8. Sisi Menyebalkan dari Pamit

18 3 7
                                    

Happy reading ✨

-
-
-
-

Kalau tidak salah ingat, dulu Angkasa pernah melihat senyum Dara yang seperti itu. Senyum amat merekah yang bagi orang lain, itu adalah senyuman terbaik yang pernah Dara tampilkan di muka dunia. Namun Angkasa tidak pernah setuju meskipun Mars dan Venus pernah sekali saja membuatnya memperdebatkan hal itu. Dirinya benar-benar tidak setuju kalau ada yang amat menyukai senyuman Dara yang seperti itu. Oh tidak, jangankan mengingat kembali apakah rupa tersenyum Dara saat ini benar-benar mirip dengan yang dulu. Tapi yang jelas Angkasa akan menegaskannya sekali lagi, bahwa senyum itu tidak akan pernah mewakili rasa bahagia Dara barang secuil saja. Tidak, itu terlalu hambar.

Mungkin sejak para pengasuh di dalam aula itu mulai bergerak mengerubungi Dara dan Ares, sejak itu pula Angkasa sudah berada selangkah lebih dekat dengan sahabatnya. Meskipun sangat mustahil bahwa Dara bisa disakiti oleh wanita-wanita yang memiliki sorot sama ramahnya itu, namun insting Angkasa seakan terus menerus berteriak bahwa kali ini ia tidak boleh membiarkan Dara-nya sendirian lagi.

"Psst .. Sa! Ngapain lo disitu? Munduran sini!" Seru Mars jauh di belakang Venus dan Bulan. Tidak, bahkan jarak mereka terasa terlalu jauh kalau dibandingkan dengan posisinya dan Dara yang sudah masuk dalam kerumunan pengasuh panti asuhan ini.

"Mendingan kita kasih Dara space buat ngomong sama mereka, Sa. Biar Dara nyelesaiin urusan mereka dulu. Kita cuman bisa jaga Dara sampai sebatas ini aja. Tolong ngertiin situasi Dara ya, Sa ..." Itu Venus dengan sedikit kilatan tajamnya, namun tetap berujar dengan bijak seperti biasanya.

Tentu saja, Venus berusaha menuntut Angkasa untuk berhenti posesif yang tidak perlu pada Dara.

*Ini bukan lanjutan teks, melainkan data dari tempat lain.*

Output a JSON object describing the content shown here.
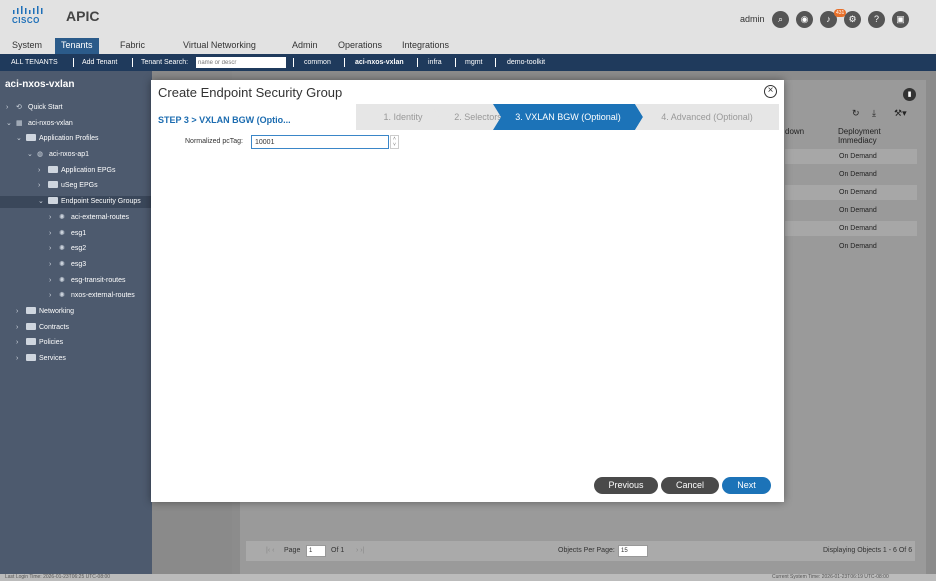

Toh apapun yang akan Dara lakukan hari ini, mereka semua sudah bersepakat untuk diam dan menurut sambil menjaga dari jauh saja. Meskipun terlihat lebih susah, namun hal itu juga berlaku untuk Angkasa.

Namun bukannya memberi jarak aman dengan Dara, pemuda itu malah ikut menarik Dara sekaligus membuat Ares terseret keluar dari jeratan para wanita yang nampaknya begitu menaruh tanya pada Dara. Entahlah, sebenarnya orang-orang itu sedang menuntut apa pada Dara. Bukankah terlalu terlambat, kalau menanyakan banyak hal sekarang?

"Sa! Lo apa-apaan sih?!" pekik Venus bersamaan dengan Dara yang terkejut, karena sebelah tangannya sudah terpaku dalam kungkungan tangan Angkasa. Lantas ia segera menoleh pada pemuda itu, sekedar ingin membaca situasi apa yang sedang bergelayut pada kepala sahabat posesifnya itu. Ia ingin tahu, kenapa kekhawatiran Angkasa mendadak jadi sekentara ini.

"Kak?"

Mendadak atensinya kembali dialihkan pada Ares yang sudah memasang wajah khawatirnya disana. Genggaman tangannya yang semakin erat, lagi-lagi membuatnya tersadar kalau posisi Ares memang terlalu dekat dengannya. Benar, mau sekeruh apapun kondisinya nanti, yang jelas Dara tidak ingin melibatkan Ares lebih jauh daripada ini.

"Gue engga papa, Sa ..." ujar Dara akhirnya, tentu saja sambil berusaha menyalurkan sebuah senyuman yang tanpa bisa Angkasa pungkiri, itulah senyum yang lebih pantas untuk menghiasi paras teduh Dara.

Dan ya, bak tersihir sebuah mantra ajaib antah berantah, sungguh, kokohnya Angkasa mendadak bisa langsung mengendur dengan sendirinya. Perlahan pemuda itu mulai melepaskan kekangannya pada sebelah tangan Dara. Bahkan raut tegang yang sejak tadi bergelayut di wajahnya pun, sayup-sayup ikut sirna bersamaan dengan Mars yang langsung terheran di posisinya.

"Wah ..." decak Bulan reflek terkagum di belakang Venus. Lantas Venus pun yang mulanya masih khawatir kalau saja Angkasa tidak bisa mengontrol dirinya hari ini, langsung mendengus kecil melihat tingkah Angkasa yang sudah kembali pada taraf amannya.